Elisa: The first thing I noticed upon entering was the delicious scents of coconut and tamarind wafting from the kitchen. There was no Phad Thai – forcing me to move away from my default order. I smiled as I opened to the “Veggie” page of the menu.
Michael: The restaurant was quite full (surprising for a wintery Tuesday night) and there was a bubbly hum from the diners. The décor had strong contrasting colours of red, black and white. This would suggest a hectic ambience, but it did feel like walking into a sea of tranquillity. The calm ambience was created by the low light and the serenity of the welcoming and smiling staff. Even when the restaurant filled up with two big parties the two waitresses quietly and efficiently went about taking and delivering orders with a smile and reassuring grace.
Elisa: For wine, I ordered the Oakrigde Chardonnay. It was a pleasant wine but did not hold up against the chili – taking on a more metallic taste.
Michael: The attention to detail has been important in creating an appealing restaurant: not many wines by the glass, but all well-chosen (I had a Ten Minutes by Tractor Pinot Noir); I did notice that the waiters were vacuum sealing the wines after each pour; BYO wine is allowed; the stemware is a cut above the average.
Elisa: Michael’s wine held up to the food better than mine, its flavours were of raspberries and musk.
To begin we had the recommended ‘Sweet Crunchy Toasted Tamarind Rice’. This dish is part of the standard, rather than ‘Veggie’ menu but is popular and can be made vegetarian by missing fish sauce. This dish was made with crispy noodles, chili, cashew nuts, red onion, sprouts and bean shoots. It was very much like a papaya salad – flavourful – hot, tangy and also slightly sweet. The noodles were very crisp (a sign of freshness), the dish invigorating balanced by the salad leaves and bean shoots.
Michael: The dishes are reasonably well priced and generous in proportions; the presentation of the food is done with great care; the ingredients are very fresh and high quality.
Elisa: For main we shared the tofu and mushrooms. The wild ginger filled our olfactories, it appeared in a Japanese style with a light sauce and spring onions.
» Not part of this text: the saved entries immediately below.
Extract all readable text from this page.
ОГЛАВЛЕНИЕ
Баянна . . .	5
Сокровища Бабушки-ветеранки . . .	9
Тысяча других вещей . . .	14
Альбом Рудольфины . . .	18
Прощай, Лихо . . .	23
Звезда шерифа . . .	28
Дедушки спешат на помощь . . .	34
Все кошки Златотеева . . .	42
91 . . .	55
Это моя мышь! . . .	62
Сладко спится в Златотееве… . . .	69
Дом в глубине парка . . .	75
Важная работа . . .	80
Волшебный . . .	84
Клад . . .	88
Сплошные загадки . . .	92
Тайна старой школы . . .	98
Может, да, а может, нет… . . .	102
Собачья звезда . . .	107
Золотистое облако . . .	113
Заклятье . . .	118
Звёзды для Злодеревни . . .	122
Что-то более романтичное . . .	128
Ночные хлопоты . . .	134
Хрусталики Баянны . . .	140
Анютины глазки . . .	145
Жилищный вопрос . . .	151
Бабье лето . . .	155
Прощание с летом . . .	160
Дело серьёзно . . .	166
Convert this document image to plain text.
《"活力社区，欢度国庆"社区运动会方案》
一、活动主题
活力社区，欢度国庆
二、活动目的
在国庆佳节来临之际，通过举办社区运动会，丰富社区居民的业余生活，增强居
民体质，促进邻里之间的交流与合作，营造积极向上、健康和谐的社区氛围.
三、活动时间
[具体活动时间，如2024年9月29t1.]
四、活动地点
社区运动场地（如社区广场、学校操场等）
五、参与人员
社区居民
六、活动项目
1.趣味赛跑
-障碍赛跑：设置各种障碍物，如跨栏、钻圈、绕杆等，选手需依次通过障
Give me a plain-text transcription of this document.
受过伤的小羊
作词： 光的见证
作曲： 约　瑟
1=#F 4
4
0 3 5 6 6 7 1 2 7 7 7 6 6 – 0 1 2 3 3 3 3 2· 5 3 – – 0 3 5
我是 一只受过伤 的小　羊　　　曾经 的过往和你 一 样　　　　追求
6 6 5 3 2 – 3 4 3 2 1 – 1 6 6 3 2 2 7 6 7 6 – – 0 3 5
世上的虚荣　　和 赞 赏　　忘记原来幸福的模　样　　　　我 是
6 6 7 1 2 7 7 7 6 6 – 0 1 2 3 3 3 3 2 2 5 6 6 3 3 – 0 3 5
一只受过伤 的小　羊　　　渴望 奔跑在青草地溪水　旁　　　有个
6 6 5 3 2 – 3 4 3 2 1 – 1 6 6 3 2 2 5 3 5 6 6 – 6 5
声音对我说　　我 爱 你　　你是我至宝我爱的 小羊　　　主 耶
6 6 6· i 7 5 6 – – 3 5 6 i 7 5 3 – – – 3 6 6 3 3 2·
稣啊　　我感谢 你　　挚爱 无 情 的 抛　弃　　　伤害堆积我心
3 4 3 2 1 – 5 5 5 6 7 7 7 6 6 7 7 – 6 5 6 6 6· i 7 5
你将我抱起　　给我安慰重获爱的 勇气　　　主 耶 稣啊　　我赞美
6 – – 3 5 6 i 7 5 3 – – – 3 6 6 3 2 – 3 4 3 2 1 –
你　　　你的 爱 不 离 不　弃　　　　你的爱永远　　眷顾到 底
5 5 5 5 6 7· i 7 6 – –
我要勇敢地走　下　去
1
Beautifully silken tofu was cut in large chunks so that its taste was still discovered beyond the sauce of soy. This dish also contained cauliflower and broccoli, bean shoots and sprouts, and fresh coriander (no chilli). The sauce was like a salty soup.
Very nice food. Michael’s wine complemented this one.
Michael: The menu is not extensive but the dishes on offer are interesting, driven by flavour (rather than heat) and are innovative while maintaining authenticity.
Elisa: As a side we enjoyed egg that had been boiled then fried in tamarind giving it a tasty, crisp coating. This was served with fried garlic, salad leaves and a tamarind dressing. I took pleasure in the textures with the crunch of the fried garlic, fresh salad, juicy sauce mushy egg yolk and firm white. The flavours here were strongly of garlic and tamarind.
We also enjoyed the red curry made with jap pumpkin, sweet potato and tofu. This was prettily garnished with a sprig of Thai basil. Its sauce was bright orange, matching the sweet potato. The thin curry was flavoured heavily with kaffir lime, a bit of chilli and a hint of anise. It was not the veggies but the more-ish sauce that made this dish. Michael’s wine lost its richness against the curry.
Michael: I didn’t really need to have dessert, but felt the need to finish with something sweet. We decided to share the caramelised steamed banana. This was substantial so the sharing was a good idea. The dish had four pieces of steamed banana surrounded by a sweet caramel sauce. It was accompanied by caramelised macadamia nuts and a creamy vanilla ice-cream. The individual parts came together to provide an array of complementary flavours and textures: the whole was certainly bigger than the individual parts.
Elisa: I really loved this one too. It was attractively presented with the star anise and cinnamon. The bananas had been steamed till soft and then caramelised. The vanilla bean ice-cream was powdering on the tongue and at the base was a sublime palm sugar caramel. The warm macadamias were buttery and coated in toffee. A mouthful with all three gave me cold teeth from the ice-cream as I bit through the others. As the ice-cream melted, it became like a creme anglaise with warm banana.
Ayatana is open for dinner every night and for lunch Thursday to Saturday. It is best to book - we were dining on a Tuesday and surprised to find it full with others being turned away.